Binary

Binary is a form of counting that uses a base-2 system, a counting system with 2 digits. Binary uses only '0' and '1', which relates to an electrical 'low' (0) or 'high' (1) signal. This can conceptually be extended to 'false' (0) or 'true' (1).

In computing, binary is used for all forms of calculations. Larger values are expressed as being 'X-bits', where 'X' is the number of 'BInary digiTs' used to create the value. Modern computers generally use multiples of '8' bits, as 8 bits are referred to as a byte, or the smallest really usable unit.

A string of bits are given a relative value, where each subsequent bit is given twice the value as the bit beside it. Which side of the string of bits we start counting from is called 'Endianess', and is either 'Big Endian', where the least significant bit (smallest value bit) is on the left side of the string, or 'Little Endian', where the least significant bit in on the right side. For the rest of this article, we will be using 'Little Endian' in out examples.

For the sake of humans, a table called 'Hexadecimal' was created to more easily represent a collection of four bits as a value between [0-9,a-f]. These four bits are themselves referred to as a nibble. This is a rarely used term however, because for practical purposes, the sixteen values represented is just too small to represent enough data.

To allow for a more usable set of values, 8-bit strings where used to represent 255 possible strings, and these combinations of 8 bits were referred to as 1 byte; The smallest effective unit of storage used by modern computers.

In the early days of computing, a common standard called ASCII was created using the lower 128 possible combinations of these 255 possibly combinations of zeros and ones. This ranged from 0 (binary: 0000 0000) to 127 (binary: 0111 1111). The upper 128 possible combinations where left for vendor-specific definitions.
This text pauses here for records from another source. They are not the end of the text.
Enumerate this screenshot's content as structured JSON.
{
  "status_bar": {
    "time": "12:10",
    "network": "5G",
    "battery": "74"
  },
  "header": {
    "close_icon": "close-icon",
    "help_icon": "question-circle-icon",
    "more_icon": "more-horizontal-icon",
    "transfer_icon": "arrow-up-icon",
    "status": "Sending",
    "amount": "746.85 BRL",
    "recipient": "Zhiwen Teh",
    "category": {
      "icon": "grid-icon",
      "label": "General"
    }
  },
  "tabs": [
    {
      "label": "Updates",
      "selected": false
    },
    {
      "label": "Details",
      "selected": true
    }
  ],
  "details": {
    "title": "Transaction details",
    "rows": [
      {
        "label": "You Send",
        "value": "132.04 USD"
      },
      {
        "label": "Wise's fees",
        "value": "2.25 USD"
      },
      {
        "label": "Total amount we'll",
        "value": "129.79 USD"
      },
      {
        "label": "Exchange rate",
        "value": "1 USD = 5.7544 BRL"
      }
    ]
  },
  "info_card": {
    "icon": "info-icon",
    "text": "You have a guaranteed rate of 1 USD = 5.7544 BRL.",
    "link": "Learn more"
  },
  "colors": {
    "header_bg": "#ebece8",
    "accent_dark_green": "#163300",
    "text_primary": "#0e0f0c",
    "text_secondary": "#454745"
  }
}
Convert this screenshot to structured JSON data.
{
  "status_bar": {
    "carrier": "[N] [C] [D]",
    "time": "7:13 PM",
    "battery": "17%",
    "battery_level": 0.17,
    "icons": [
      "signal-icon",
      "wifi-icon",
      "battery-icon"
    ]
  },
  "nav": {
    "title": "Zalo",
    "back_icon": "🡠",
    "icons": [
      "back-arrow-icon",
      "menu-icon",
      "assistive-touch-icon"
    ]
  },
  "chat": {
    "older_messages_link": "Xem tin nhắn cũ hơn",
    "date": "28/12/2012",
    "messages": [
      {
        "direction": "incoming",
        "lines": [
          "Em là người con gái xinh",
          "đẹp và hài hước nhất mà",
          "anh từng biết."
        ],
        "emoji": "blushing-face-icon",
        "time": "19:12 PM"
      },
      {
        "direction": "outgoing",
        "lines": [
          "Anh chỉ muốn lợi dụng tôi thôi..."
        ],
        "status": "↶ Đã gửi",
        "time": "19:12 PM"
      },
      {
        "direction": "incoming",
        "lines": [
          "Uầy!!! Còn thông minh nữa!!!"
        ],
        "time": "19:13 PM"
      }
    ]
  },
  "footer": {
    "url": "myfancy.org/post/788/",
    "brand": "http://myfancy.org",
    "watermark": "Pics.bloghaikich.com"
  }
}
In this way, operating systems that supported the ASCII standard could understand one another's basic data. These lower 128 possible combinations of binary data would always represent the same things on all the different systems!

For example, the character capital 'A' is represented as the binary value '0100 0001' (Hex: '41'), which is the 101st combination on the ASCII table. Alternatively, lower-case 'a' is represented as the binary value '0110 0001' (Hex: '61'), which is in turn the 141st possible combination on the ASCII table.

As a side note, this is why to a computer, capital 'A' and lower-case 'a' are not the same thing. A computer sees two different binary values!